Chris Kluwe is the most interesting man in the NFL
Chris Kluwe’s talents go well beyond the football field. The Vikings punter recently penned a diary ahead of last week’s game and suffice it to say, it’s oh so Kluwe. If you’re not familiar with some of his work, I suggest checking out this beautiful yet brutal takedown of a Maryland state delegate who was, for all intents and purposes, homophobic and against free speech.
The writing in that piece gives you a mere glimpse into Kluwe’s writing prowess. Something he has parlayed into writing gigs around the web. He has a tendency to use foul language and is rather creative with it (i.e. “lustful cockmonster”). Some find it a turn off, I find it quite wonderful.
Anyways, here’s an excerpt from his diary on Minneapolis.org.

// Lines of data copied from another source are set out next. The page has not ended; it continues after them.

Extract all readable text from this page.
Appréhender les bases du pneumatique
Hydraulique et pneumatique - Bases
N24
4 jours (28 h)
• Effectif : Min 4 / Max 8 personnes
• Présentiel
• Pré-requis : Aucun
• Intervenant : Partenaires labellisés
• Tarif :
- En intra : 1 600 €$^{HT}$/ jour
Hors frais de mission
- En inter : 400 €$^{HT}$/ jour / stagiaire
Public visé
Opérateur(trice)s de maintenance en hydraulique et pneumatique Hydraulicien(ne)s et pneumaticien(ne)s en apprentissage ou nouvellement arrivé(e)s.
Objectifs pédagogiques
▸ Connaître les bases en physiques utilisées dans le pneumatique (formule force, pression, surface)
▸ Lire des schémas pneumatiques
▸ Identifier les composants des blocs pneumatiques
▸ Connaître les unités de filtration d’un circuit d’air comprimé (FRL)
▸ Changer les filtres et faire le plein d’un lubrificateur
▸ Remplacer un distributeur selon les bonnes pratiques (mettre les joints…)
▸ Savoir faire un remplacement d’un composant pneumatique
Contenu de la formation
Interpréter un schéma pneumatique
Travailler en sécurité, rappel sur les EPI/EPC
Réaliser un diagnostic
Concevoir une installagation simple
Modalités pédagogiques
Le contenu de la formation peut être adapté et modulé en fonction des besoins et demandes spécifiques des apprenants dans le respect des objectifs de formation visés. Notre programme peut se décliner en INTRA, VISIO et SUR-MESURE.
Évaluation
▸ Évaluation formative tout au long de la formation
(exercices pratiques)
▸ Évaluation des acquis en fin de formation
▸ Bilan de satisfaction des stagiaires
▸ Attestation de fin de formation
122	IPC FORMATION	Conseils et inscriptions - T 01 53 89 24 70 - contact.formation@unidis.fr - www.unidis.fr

Saturday (travel day) 8 a.m.: Special teams meeting. Give every indication of alertness while silently thinking of ways to successfully invade Russia in winter. Nod vaguely and grunt if name is called.
12:45 p.m.: TSA patdown/groping/arranged marriage. Emerge disheveled, but unscathed. Collect books and dignity, head to bus.
1:30: Board plane. Promise not to eat king size bag of peanut M&Ms because it’ll only cause nausea. Drink a Gatorade.
1:35: Eat king size bag of peanut M&Ms.
4:35: Check into room, browse available adult movie selection to learn what current city views as acceptable morals. Mentally time when each wave of players reaches their rooms as selection decreases. Drink a Gatorade.
9:15: Team snack. Wonder briefly at how a five course buffet line with complete roast suckling pig can be considered a “snack.” Fill bowl with chocolate ice cream and hot fudge until spillage seems certain. Return to room to gorge upon saturated fats.
9:30: Pass out in ice cream induced torpor. Dream of diabetic sheep.
Sunday (Game Day) 10 a.m.: Walk around field. Greet old acquaintances, mutually complain about special teams coaches. Wave and smile at special teams coaches. Warm up.
10:45: Begin pregame kicking. Berate self constantly for any imperfect kick. Assure special teams coach that ‘frothing seizure’ is not on the game plan.
11:00: Watch rest of team warm up. Continue to refine Russian invasion plans.
Noon: Game starts. Immediately begin counting down time until game ends. Glance wistfully at hotdog vendors. Punt occasionally.